I am trying to use ANN for pitch detection of musical notes. The network is a simple two-layer MLP, whose inputs are basically a DFT (averaged and logarithmically distributed), and 12 outputs correspond to the 12 notes of a particular octave.
The network is trained with several samples of those 12 notes played by some instrument (one note at a time), and a few samples of "silence".
The results are actually good. The network is able to detect those notes played by different instruments preety accurately, it's relatively amune to noise, and even doesn't loose it's sanety completely when being played a song.
The goal, however, is to be able to detect polyphonic sound. So that when two or more notes are played together, the two corresponding neurons will fire. The surprising thing is that the network actually already does that to some extent (being trained over monophonic samples only), however less consistently and less accurately than for monophonic notes. My question is how can I enhance it's ability to recognise polyphnic sound?
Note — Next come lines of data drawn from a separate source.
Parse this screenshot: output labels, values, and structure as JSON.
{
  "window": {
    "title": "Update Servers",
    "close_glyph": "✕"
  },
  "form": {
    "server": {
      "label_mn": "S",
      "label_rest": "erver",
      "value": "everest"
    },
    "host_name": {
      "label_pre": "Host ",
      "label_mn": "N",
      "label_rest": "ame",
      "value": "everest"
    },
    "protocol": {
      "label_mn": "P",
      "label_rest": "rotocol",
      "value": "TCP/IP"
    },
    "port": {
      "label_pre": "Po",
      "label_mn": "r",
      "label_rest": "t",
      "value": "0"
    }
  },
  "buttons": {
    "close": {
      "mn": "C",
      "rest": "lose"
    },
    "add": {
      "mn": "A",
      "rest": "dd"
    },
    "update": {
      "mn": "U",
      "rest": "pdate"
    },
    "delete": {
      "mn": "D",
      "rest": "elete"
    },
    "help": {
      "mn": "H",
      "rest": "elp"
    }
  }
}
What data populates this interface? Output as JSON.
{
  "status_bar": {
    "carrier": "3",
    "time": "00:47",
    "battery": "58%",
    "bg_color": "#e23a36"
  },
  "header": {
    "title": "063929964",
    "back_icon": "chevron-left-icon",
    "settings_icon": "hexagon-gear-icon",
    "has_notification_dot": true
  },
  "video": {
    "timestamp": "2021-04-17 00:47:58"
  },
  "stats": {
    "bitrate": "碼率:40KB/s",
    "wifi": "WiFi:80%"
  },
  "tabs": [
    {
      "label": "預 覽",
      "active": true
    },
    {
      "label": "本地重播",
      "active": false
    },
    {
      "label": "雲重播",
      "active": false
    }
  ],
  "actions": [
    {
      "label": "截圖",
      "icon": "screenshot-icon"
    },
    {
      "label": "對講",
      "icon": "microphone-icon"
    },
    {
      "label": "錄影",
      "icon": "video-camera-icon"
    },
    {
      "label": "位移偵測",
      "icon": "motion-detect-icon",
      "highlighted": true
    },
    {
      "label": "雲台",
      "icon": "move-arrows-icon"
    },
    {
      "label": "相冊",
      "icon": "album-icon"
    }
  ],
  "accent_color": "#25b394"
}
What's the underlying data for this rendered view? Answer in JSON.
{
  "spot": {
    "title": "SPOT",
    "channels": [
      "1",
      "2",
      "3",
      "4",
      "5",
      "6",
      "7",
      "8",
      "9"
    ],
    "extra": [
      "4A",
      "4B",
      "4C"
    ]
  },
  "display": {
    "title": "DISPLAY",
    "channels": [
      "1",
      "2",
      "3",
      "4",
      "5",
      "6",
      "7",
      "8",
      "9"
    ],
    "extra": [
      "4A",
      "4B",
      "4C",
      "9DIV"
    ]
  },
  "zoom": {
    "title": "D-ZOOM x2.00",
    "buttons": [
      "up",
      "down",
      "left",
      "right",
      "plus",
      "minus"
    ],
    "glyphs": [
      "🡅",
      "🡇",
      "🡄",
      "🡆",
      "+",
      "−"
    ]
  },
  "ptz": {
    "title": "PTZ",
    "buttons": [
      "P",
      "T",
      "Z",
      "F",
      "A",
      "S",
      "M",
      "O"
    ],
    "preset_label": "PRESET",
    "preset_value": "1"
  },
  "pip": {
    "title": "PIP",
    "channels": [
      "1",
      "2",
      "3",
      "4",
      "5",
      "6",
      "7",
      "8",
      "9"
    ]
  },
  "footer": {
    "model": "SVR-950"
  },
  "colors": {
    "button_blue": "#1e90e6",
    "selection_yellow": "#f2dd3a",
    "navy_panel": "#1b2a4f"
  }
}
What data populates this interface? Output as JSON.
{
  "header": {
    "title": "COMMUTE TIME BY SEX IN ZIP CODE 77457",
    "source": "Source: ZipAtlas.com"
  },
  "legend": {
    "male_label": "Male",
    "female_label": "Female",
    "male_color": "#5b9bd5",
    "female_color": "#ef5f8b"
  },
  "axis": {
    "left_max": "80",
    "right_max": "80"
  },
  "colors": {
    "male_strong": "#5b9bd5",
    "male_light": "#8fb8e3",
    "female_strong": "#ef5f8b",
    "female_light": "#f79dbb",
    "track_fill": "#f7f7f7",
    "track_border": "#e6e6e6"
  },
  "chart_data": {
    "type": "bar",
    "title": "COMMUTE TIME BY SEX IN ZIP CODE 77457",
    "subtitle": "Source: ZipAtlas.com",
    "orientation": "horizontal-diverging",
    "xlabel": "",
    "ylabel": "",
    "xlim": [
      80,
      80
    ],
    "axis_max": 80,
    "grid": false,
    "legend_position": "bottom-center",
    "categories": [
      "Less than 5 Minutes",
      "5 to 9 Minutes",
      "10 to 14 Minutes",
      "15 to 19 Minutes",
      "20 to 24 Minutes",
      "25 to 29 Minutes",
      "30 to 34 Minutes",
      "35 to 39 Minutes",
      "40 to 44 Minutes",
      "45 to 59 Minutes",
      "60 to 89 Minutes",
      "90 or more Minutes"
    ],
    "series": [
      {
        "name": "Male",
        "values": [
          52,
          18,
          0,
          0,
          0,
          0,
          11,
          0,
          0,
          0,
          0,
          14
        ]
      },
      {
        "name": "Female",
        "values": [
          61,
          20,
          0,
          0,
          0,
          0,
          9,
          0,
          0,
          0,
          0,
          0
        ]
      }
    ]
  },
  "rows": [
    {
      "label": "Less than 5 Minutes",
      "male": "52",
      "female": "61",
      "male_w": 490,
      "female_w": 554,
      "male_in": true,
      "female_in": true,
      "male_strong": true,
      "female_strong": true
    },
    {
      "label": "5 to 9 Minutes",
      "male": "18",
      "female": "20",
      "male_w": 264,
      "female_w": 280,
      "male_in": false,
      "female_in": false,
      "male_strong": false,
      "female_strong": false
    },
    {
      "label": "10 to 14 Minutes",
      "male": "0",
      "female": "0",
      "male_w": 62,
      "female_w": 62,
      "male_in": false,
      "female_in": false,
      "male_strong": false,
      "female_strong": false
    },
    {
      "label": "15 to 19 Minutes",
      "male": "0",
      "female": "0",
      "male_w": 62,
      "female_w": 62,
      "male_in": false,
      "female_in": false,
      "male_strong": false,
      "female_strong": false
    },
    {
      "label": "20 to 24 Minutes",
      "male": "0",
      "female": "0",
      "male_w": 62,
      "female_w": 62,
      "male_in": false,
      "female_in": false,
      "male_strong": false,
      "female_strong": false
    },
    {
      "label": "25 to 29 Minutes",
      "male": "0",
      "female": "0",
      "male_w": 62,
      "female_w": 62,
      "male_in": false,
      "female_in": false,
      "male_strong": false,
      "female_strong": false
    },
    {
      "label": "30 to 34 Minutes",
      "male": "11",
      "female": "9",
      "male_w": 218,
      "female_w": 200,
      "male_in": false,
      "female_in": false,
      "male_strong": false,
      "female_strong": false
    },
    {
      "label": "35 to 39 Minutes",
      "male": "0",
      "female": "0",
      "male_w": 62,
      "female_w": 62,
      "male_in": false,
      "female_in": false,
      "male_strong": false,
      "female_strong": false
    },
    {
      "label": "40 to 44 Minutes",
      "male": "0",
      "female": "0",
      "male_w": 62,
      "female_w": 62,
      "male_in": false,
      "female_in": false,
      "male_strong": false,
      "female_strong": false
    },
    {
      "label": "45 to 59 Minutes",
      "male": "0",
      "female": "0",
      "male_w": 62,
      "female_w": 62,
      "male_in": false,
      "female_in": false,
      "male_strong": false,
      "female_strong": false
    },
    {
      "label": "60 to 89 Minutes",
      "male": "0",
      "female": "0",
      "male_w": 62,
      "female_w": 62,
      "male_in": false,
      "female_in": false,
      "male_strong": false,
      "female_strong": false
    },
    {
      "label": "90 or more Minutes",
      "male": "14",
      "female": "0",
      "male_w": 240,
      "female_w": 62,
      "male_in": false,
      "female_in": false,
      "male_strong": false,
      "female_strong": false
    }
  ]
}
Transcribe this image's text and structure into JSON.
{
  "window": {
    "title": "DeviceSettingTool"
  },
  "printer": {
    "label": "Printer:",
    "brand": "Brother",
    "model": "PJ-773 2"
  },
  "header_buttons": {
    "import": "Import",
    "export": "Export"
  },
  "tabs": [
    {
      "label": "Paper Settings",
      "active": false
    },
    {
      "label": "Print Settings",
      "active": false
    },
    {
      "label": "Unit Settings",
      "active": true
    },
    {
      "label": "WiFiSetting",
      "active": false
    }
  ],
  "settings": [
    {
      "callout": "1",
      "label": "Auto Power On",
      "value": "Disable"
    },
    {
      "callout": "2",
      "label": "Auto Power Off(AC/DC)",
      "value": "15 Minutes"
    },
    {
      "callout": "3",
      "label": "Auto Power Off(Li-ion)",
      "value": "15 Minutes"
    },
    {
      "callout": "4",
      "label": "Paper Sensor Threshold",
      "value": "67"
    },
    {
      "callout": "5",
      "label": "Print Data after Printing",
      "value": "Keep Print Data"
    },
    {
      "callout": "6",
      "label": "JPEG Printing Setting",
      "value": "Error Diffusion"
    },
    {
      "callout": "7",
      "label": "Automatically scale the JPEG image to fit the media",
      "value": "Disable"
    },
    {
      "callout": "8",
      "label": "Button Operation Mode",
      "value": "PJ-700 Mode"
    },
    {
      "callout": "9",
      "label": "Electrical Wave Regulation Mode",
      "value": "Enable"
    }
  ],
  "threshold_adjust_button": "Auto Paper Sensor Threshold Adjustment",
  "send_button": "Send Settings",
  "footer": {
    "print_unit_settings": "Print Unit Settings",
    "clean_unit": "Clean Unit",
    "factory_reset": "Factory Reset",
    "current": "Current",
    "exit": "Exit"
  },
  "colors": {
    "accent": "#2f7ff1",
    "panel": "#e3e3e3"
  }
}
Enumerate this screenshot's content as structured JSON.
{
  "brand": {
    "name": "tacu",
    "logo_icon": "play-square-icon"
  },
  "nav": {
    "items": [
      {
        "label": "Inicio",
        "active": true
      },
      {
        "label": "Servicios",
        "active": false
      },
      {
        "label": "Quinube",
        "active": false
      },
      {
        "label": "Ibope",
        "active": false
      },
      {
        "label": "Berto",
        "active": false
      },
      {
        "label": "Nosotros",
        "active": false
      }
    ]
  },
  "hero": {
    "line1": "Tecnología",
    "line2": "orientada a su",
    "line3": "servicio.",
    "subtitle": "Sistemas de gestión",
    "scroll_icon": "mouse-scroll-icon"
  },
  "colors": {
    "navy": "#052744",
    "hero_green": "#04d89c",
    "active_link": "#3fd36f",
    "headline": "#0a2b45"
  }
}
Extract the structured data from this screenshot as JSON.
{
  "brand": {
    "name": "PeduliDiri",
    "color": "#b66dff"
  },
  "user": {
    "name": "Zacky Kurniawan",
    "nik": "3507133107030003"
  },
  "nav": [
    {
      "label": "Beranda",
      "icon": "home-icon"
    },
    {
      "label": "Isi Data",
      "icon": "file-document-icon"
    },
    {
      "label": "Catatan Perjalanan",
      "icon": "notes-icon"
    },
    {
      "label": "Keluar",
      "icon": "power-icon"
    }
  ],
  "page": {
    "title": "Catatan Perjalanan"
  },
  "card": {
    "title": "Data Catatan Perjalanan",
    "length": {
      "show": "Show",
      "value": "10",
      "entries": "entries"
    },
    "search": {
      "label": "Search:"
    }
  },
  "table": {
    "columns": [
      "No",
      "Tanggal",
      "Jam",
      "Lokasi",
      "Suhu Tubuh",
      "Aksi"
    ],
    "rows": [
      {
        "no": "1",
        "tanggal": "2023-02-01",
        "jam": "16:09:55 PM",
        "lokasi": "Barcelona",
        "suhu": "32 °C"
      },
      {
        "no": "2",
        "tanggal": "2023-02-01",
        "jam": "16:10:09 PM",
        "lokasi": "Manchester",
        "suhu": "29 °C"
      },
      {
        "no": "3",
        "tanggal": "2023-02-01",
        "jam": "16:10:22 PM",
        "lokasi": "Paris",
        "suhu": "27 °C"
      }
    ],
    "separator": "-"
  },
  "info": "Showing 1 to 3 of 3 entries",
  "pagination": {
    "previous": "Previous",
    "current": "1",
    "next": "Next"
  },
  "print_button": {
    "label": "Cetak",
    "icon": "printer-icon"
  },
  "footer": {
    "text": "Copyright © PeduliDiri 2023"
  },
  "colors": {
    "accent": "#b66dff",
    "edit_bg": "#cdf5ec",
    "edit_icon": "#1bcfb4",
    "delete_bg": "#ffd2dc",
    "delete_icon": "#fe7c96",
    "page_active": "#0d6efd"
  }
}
The problem is I don't truely understand why it actually works already. The different notes (or their DFTs) are basically different points in space for which the network is trained. So I see why it does recognise similiar sounds (nearby points), but not how it "concludes" the output for a combination of notes (which form a distant point from each of the training examples). The same way an AND network which is trained over (0,0) (0,1) (1,0) = (0), is not expected to "conclude" that (1,1) = (1).
The brute force aprroach to this is to train the network with as many polyphonic samples as possible. However, since the network seem to somehow vaguely grasp the idea from the monophonic samples, there's probably something more fundemential here.
Any pointers? (sorry for the length, btw :).